The study also speculates that about 35% of the population would receive reductions from their pre-ACA insurance premium costs.  The other 65% would receive increases that would put their 2014 premiums at about the average cost for health insurance prior to the ACA.

Additionally, the number affected is further trimmed down by the number of individuals who purchase health insurance from the ACA exchanges in their state.  The benefit is that many who earn less than 400% of the federal poverty level will receive federal tax reductions.  Hopefully, many of those people will take advantage of that and stop listening to misleading GOP rhetoric instructing them to avoid buying from the insurance exchanges.

Further the study stipulates that small businesses who currently provide health insurance may find it more advantageous for themselves and their employees to discontinue providing insurance and telling their employees to get their health insurance from the ACA state exchanges.  Again, Republican deception has made a large portion of America uncomfortable with ObamaCare, so it is not clear that employees would readily accept this idea.
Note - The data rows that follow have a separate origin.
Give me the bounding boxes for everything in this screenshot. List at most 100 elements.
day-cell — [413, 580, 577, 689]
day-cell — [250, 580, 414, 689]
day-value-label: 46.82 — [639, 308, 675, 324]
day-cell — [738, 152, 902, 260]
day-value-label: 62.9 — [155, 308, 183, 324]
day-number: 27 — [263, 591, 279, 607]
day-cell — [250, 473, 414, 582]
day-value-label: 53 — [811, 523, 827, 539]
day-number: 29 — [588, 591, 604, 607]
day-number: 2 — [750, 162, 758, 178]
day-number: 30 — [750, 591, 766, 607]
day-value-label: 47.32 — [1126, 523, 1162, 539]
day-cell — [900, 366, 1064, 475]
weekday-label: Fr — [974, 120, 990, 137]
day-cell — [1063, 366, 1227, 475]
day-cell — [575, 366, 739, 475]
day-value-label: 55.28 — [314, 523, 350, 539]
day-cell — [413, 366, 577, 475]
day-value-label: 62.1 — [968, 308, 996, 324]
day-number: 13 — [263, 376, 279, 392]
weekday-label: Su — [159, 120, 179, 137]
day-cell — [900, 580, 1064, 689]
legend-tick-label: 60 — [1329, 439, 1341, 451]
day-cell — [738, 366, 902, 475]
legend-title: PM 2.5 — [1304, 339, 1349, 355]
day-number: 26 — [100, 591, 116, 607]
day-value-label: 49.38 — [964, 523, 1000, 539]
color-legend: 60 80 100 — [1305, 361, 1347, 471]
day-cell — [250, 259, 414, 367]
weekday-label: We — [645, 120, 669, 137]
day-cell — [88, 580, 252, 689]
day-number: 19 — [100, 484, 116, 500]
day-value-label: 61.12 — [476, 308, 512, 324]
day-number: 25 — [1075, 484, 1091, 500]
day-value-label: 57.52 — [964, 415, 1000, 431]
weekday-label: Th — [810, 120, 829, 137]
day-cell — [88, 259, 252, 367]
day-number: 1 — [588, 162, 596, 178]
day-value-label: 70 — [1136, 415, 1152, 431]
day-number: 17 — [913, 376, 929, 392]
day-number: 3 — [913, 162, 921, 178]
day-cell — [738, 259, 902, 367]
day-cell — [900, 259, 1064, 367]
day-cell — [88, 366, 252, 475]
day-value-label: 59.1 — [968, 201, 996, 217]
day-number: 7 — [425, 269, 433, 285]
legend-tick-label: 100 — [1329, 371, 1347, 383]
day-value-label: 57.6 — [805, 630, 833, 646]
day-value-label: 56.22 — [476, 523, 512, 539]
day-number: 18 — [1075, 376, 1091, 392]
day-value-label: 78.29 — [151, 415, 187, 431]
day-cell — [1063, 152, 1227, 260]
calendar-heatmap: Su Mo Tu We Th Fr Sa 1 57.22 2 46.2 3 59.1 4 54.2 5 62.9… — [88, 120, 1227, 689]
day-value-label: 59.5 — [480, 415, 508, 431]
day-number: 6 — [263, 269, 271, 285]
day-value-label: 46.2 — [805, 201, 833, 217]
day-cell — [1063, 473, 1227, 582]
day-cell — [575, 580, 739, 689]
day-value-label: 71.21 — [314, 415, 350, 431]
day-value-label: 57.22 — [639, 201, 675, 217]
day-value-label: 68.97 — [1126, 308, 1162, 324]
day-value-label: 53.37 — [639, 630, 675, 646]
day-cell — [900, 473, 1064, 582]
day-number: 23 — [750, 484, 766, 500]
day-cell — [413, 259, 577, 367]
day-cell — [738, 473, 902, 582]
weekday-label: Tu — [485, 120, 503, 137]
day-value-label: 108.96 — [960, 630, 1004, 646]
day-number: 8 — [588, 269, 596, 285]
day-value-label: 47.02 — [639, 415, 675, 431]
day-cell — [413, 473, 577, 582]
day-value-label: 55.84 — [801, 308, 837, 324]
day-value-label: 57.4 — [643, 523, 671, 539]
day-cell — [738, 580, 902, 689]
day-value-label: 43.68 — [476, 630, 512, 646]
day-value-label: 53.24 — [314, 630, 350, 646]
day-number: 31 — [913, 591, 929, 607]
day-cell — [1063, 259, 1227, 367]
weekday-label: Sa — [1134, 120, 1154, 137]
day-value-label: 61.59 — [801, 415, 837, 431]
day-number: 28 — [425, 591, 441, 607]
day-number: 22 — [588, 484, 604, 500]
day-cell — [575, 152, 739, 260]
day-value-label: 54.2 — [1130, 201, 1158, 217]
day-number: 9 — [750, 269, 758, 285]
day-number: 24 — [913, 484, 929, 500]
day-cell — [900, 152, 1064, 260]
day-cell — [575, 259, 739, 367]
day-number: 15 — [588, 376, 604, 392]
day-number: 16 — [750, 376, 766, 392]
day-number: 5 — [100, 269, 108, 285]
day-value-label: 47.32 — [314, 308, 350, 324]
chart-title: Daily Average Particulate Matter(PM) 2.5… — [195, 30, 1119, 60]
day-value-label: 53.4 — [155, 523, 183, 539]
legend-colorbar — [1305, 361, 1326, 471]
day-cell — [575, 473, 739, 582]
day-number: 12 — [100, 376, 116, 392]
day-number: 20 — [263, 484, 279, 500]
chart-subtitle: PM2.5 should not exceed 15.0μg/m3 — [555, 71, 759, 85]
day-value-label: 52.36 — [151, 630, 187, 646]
The small business employer also has the option to utilize the small business health insurance exchange established by ObamaCare.  This option would allow the employer to continue providing insurance to its employees and be exempt from the section 2701 requirements.

Another option for the small business employer would be to self insure.  This would also allow them to provide insurance to their employees and be exempt from the section 2701 requirements.

The total number of employees affected by minor premium increases is likely to be less than 3 million and even that number depends on a lot of the variables mentioned which could make the number much smaller.  My suggestion for small business employees is to get your health insurance from the state exchanges.

Ultimately, if our Republican leaders would stop spreading misinformation and start to support ObamaCare, more people would benefit.  The federal government can be a valuable partner to business and individuals despite what radical GOP-ers want you to believe.